One of my goals for the new year is to read at least six environmental books. My first was a beautiful book about how trees in a forest feel and communicate: The Hidden Life of Trees: What They Feel, How They Communicate—Discoveries from a Secret World. Did you know research shows trees behave like human families and human communities? Tree parents live with their children, communicating and supporting them. The trees in a undisturbed forest also function socially, helping the sick and warning each other of dangers.
The author Peter Wohlleben is a forester in Germany; his book was recently translated into English due to high demand.
The book starts out like a love song to trees and forests (and this was my favorite part!) and then it continues on like a layman’s textbook teaching how trees grow, survive, and die. Most interesting (to me ) is that the trees in forests work together for the success of all.
Trees as socialists
In the chapter titled “Social Security,” Wohlleben tells us that undisturbed beech forests “synchronize their performance so that they are all equally successful.” And “a tree can be only as strong as the forest that surrounds it.”

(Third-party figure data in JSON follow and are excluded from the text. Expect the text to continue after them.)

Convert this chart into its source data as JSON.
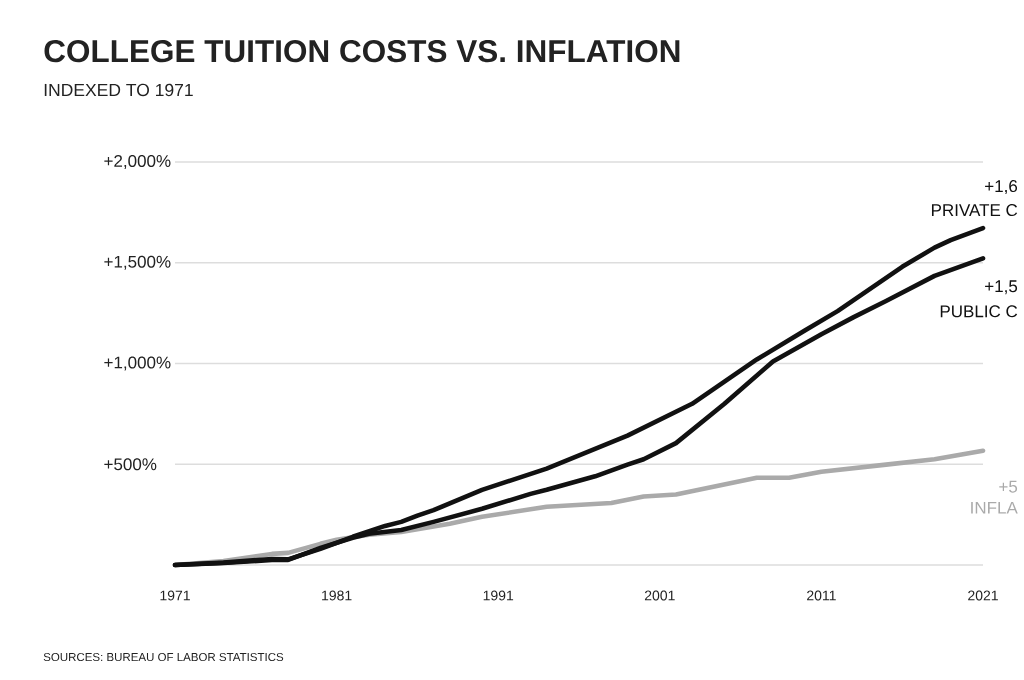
{
  "chart_data": {
    "type": "line",
    "title": "COLLEGE TUITION COSTS VS. INFLATION",
    "subtitle": "INDEXED TO 1971",
    "xlim": [
      1971,
      2021
    ],
    "xticks": [
      1971,
      1981,
      1991,
      2001,
      2011,
      2021
    ],
    "ylim": [
      0,
      2000
    ],
    "yticks": [
      {
        "value": 0,
        "label": null
      },
      {
        "value": 500,
        "label": "+500%"
      },
      {
        "value": 1000,
        "label": "+1,000%"
      },
      {
        "value": 1500,
        "label": "+1,500%"
      },
      {
        "value": 2000,
        "label": "+2,000%"
      }
    ],
    "grid": "y",
    "marker": "none",
    "line_style": "solid",
    "series": [
      {
        "name": "PRIVATE C",
        "color": "#111111",
        "x": [
          1971,
          1974,
          1977,
          1978,
          1980,
          1982,
          1984,
          1985,
          1986,
          1987,
          1990,
          1994,
          1999,
          2003,
          2005,
          2007,
          2010,
          2012,
          2014,
          2016,
          2018,
          2019,
          2021
        ],
        "values": [
          0,
          12,
          30,
          28,
          80,
          140,
          194,
          214,
          245,
          272,
          373,
          478,
          642,
          800,
          910,
          1020,
          1165,
          1260,
          1370,
          1480,
          1575,
          1612,
          1672
        ]
      },
      {
        "name": "PUBLIC C",
        "color": "#111111",
        "x": [
          1971,
          1974,
          1977,
          1978,
          1980,
          1982,
          1983,
          1985,
          1987,
          1990,
          1993,
          1994,
          1997,
          1999,
          2000,
          2002,
          2005,
          2008,
          2011,
          2013,
          2015,
          2018,
          2021
        ],
        "values": [
          0,
          10,
          25,
          25,
          85,
          135,
          155,
          174,
          214,
          279,
          353,
          373,
          440,
          498,
          525,
          605,
          800,
          1010,
          1145,
          1230,
          1310,
          1435,
          1522
        ]
      },
      {
        "name": "INFLA",
        "color": "#aaaaaa",
        "x": [
          1971,
          1974,
          1977,
          1978,
          1980,
          1981,
          1983,
          1985,
          1988,
          1990,
          1994,
          1998,
          2000,
          2002,
          2007,
          2009,
          2011,
          2015,
          2018,
          2021
        ],
        "values": [
          0,
          20,
          55,
          60,
          105,
          125,
          150,
          164,
          205,
          239,
          289,
          308,
          340,
          350,
          433,
          433,
          463,
          498,
          525,
          567
        ]
      }
    ],
    "annotations": [
      "+1,6",
      "+1,5",
      "+5",
      "SOURCES: BUREAU OF LABOR STATISTICS"
    ]
  }
}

He discusses how trees can even warn each other of danger by releasing smells.
The remaining pages go on to tell you everything most people would need to know about trees and how they survive and thrive and why they are so important to our environment. I likely learned some of this previously in my life, but the format wouldn’t have been nearly as friendly as this text.
He says it is no surprise we see trees as objects:
“The main reason we misunderstand trees, however, is that they are so incredibly slow. Their childhood and youth last ten times as long as ours. Active moments such as unfurling leaves or growing shoots takes weeks or even months. And so it seems to us that trees are static beings, only slightly more active than rocks.”

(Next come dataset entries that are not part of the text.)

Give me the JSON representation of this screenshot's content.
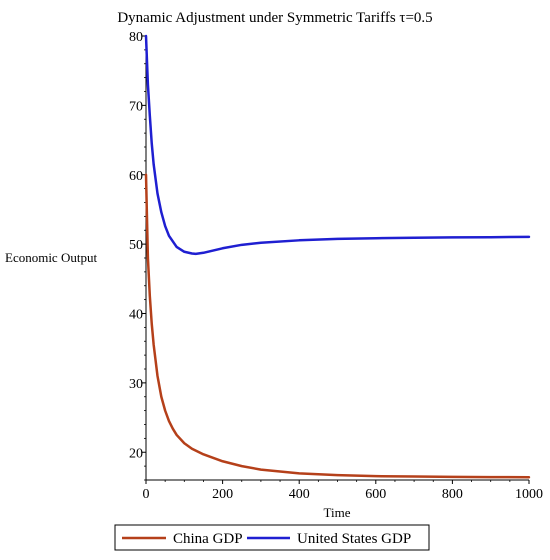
{
  "chart_data": {
    "type": "line",
    "title": "Dynamic Adjustment under Symmetric Tariffs τ=0.5",
    "xlabel": "Time",
    "ylabel": "Economic Output",
    "xlim": [
      0,
      1000
    ],
    "ylim": [
      16,
      80
    ],
    "xticks": [
      0,
      200,
      400,
      600,
      800,
      1000
    ],
    "yticks": [
      20,
      30,
      40,
      50,
      60,
      70,
      80
    ],
    "grid": false,
    "legend_position": "bottom",
    "series": [
      {
        "name": "China GDP",
        "color": "#b5401a",
        "x": [
          0,
          5,
          10,
          15,
          20,
          30,
          40,
          50,
          60,
          70,
          80,
          100,
          120,
          150,
          200,
          250,
          300,
          400,
          500,
          600,
          700,
          800,
          900,
          1000
        ],
        "y": [
          60,
          48,
          42.5,
          38.5,
          35.5,
          31,
          28,
          26,
          24.5,
          23.4,
          22.5,
          21.3,
          20.5,
          19.7,
          18.7,
          18.0,
          17.5,
          16.95,
          16.7,
          16.55,
          16.5,
          16.45,
          16.42,
          16.4
        ]
      },
      {
        "name": "United States GDP",
        "color": "#1f1fd1",
        "x": [
          0,
          5,
          10,
          15,
          20,
          30,
          40,
          50,
          60,
          80,
          100,
          120,
          130,
          150,
          200,
          250,
          300,
          400,
          500,
          600,
          700,
          800,
          900,
          1000
        ],
        "y": [
          80,
          73,
          68.5,
          64.5,
          61.5,
          57.3,
          54.6,
          52.6,
          51.2,
          49.6,
          48.9,
          48.65,
          48.6,
          48.75,
          49.4,
          49.9,
          50.2,
          50.55,
          50.75,
          50.85,
          50.92,
          50.97,
          51.0,
          51.05
        ]
      }
    ]
  }
}
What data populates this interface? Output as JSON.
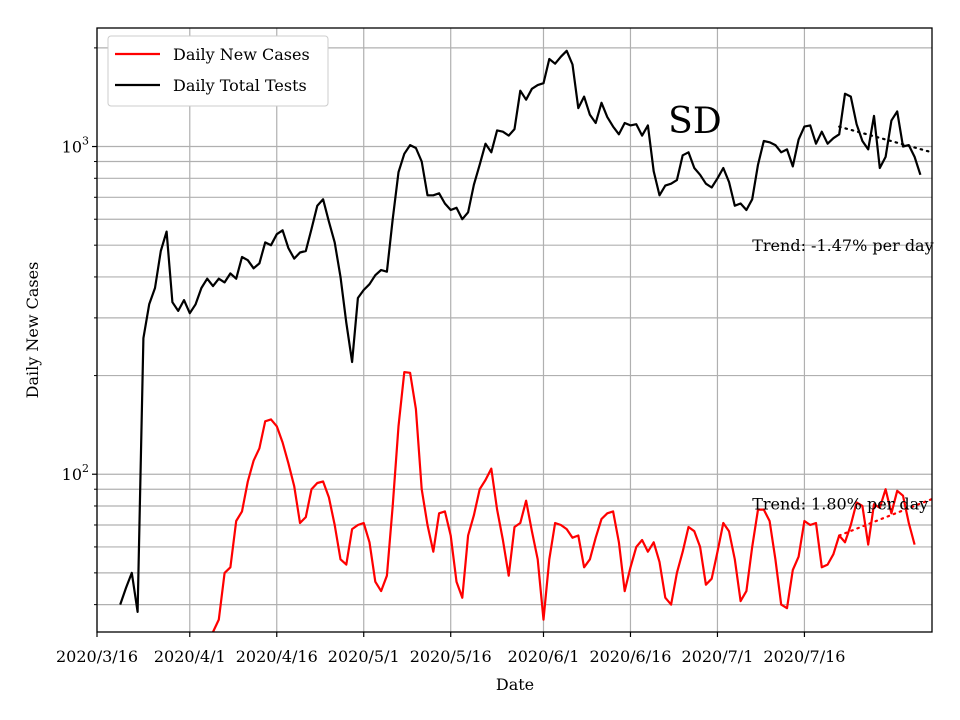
{
  "chart_data": {
    "type": "line",
    "title": "",
    "xlabel": "Date",
    "ylabel": "Daily New Cases",
    "yscale": "log",
    "ylim": [
      33,
      2300
    ],
    "xlim_days": [
      0,
      144
    ],
    "grid": true,
    "legend": {
      "position": "top-left",
      "entries": [
        "Daily New Cases",
        "Daily Total Tests"
      ]
    },
    "x_tick_labels": [
      {
        "day": 0,
        "label": "2020/3/16"
      },
      {
        "day": 16,
        "label": "2020/4/1"
      },
      {
        "day": 31,
        "label": "2020/4/16"
      },
      {
        "day": 46,
        "label": "2020/5/1"
      },
      {
        "day": 61,
        "label": "2020/5/16"
      },
      {
        "day": 77,
        "label": "2020/6/1"
      },
      {
        "day": 92,
        "label": "2020/6/16"
      },
      {
        "day": 107,
        "label": "2020/7/1"
      },
      {
        "day": 122,
        "label": "2020/7/16"
      }
    ],
    "y_major_ticks": [
      {
        "value": 100,
        "label_base": "10",
        "label_exp": "2"
      },
      {
        "value": 1000,
        "label_base": "10",
        "label_exp": "3"
      }
    ],
    "y_minor_ticks": [
      40,
      50,
      60,
      70,
      80,
      90,
      200,
      300,
      400,
      500,
      600,
      700,
      800,
      900,
      2000
    ],
    "x_minor_ticks": [],
    "annotations": [
      {
        "text": "SD",
        "day": 98.5,
        "value": 1100,
        "size": "large"
      },
      {
        "text": "Trend: -1.47% per day",
        "day": 113,
        "value": 480
      },
      {
        "text": "Trend: 1.80% per day",
        "day": 113,
        "value": 78
      }
    ],
    "series": [
      {
        "name": "Daily New Cases",
        "color": "#ff0000",
        "start_day": 20,
        "values": [
          33,
          36,
          50,
          52,
          72,
          77,
          95,
          110,
          120,
          145,
          147,
          140,
          125,
          108,
          92,
          71,
          74,
          90,
          94,
          95,
          85,
          70,
          55,
          53,
          68,
          70,
          71,
          62,
          47,
          44,
          49,
          80,
          140,
          205,
          204,
          158,
          90,
          70,
          58,
          76,
          77,
          65,
          47,
          42,
          65,
          75,
          90,
          96,
          104,
          78,
          63,
          49,
          69,
          71,
          83,
          67,
          55,
          36,
          55,
          71,
          70,
          68,
          64,
          65,
          52,
          55,
          64,
          73,
          76,
          77,
          62,
          44,
          52,
          60,
          63,
          58,
          62,
          54,
          42,
          40,
          50,
          58,
          69,
          67,
          60,
          46,
          48,
          58,
          71,
          67,
          55,
          41,
          44,
          60,
          78,
          78,
          72,
          55,
          40,
          39,
          51,
          56,
          72,
          70,
          71,
          52,
          53,
          57,
          65,
          62,
          70,
          82,
          80,
          61,
          81,
          79,
          90,
          76,
          89,
          86,
          71,
          61
        ]
      },
      {
        "name": "Daily Total Tests",
        "color": "#000000",
        "start_day": 4,
        "values": [
          40,
          45,
          50,
          38,
          260,
          330,
          370,
          480,
          550,
          335,
          315,
          340,
          310,
          330,
          370,
          395,
          375,
          395,
          385,
          410,
          395,
          460,
          450,
          425,
          440,
          510,
          500,
          540,
          555,
          490,
          455,
          475,
          480,
          560,
          660,
          690,
          590,
          510,
          400,
          290,
          220,
          345,
          365,
          380,
          405,
          420,
          415,
          600,
          835,
          950,
          1010,
          990,
          900,
          710,
          710,
          720,
          670,
          640,
          650,
          600,
          630,
          765,
          880,
          1020,
          960,
          1120,
          1110,
          1080,
          1130,
          1480,
          1390,
          1500,
          1540,
          1560,
          1850,
          1790,
          1880,
          1960,
          1780,
          1310,
          1420,
          1250,
          1180,
          1360,
          1230,
          1150,
          1090,
          1180,
          1160,
          1170,
          1080,
          1160,
          840,
          710,
          760,
          770,
          790,
          940,
          960,
          860,
          820,
          770,
          750,
          800,
          860,
          780,
          660,
          670,
          640,
          690,
          880,
          1040,
          1030,
          1010,
          960,
          980,
          870,
          1050,
          1150,
          1160,
          1020,
          1110,
          1020,
          1060,
          1090,
          1450,
          1420,
          1170,
          1040,
          980,
          1240,
          860,
          930,
          1200,
          1280,
          1000,
          1010,
          930,
          820
        ]
      }
    ],
    "trend_lines": [
      {
        "series": "Daily Total Tests",
        "start_day": 128,
        "start_value": 1150,
        "end_day": 144,
        "end_value": 960
      },
      {
        "series": "Daily New Cases",
        "start_day": 128,
        "start_value": 65,
        "end_day": 144,
        "end_value": 84
      }
    ]
  }
}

But this book shows this is not the case; trees are incredible beings with their own beautiful hidden activities. I won’t ever look at trees the same.
Save our trees!
It is the author’s hope – and mine – that a better understanding of trees as beautifully explained in this book will help us all appreciate and better protect our undisturbed forests, which are vital to the future of our planet.
What should my next environmental read be?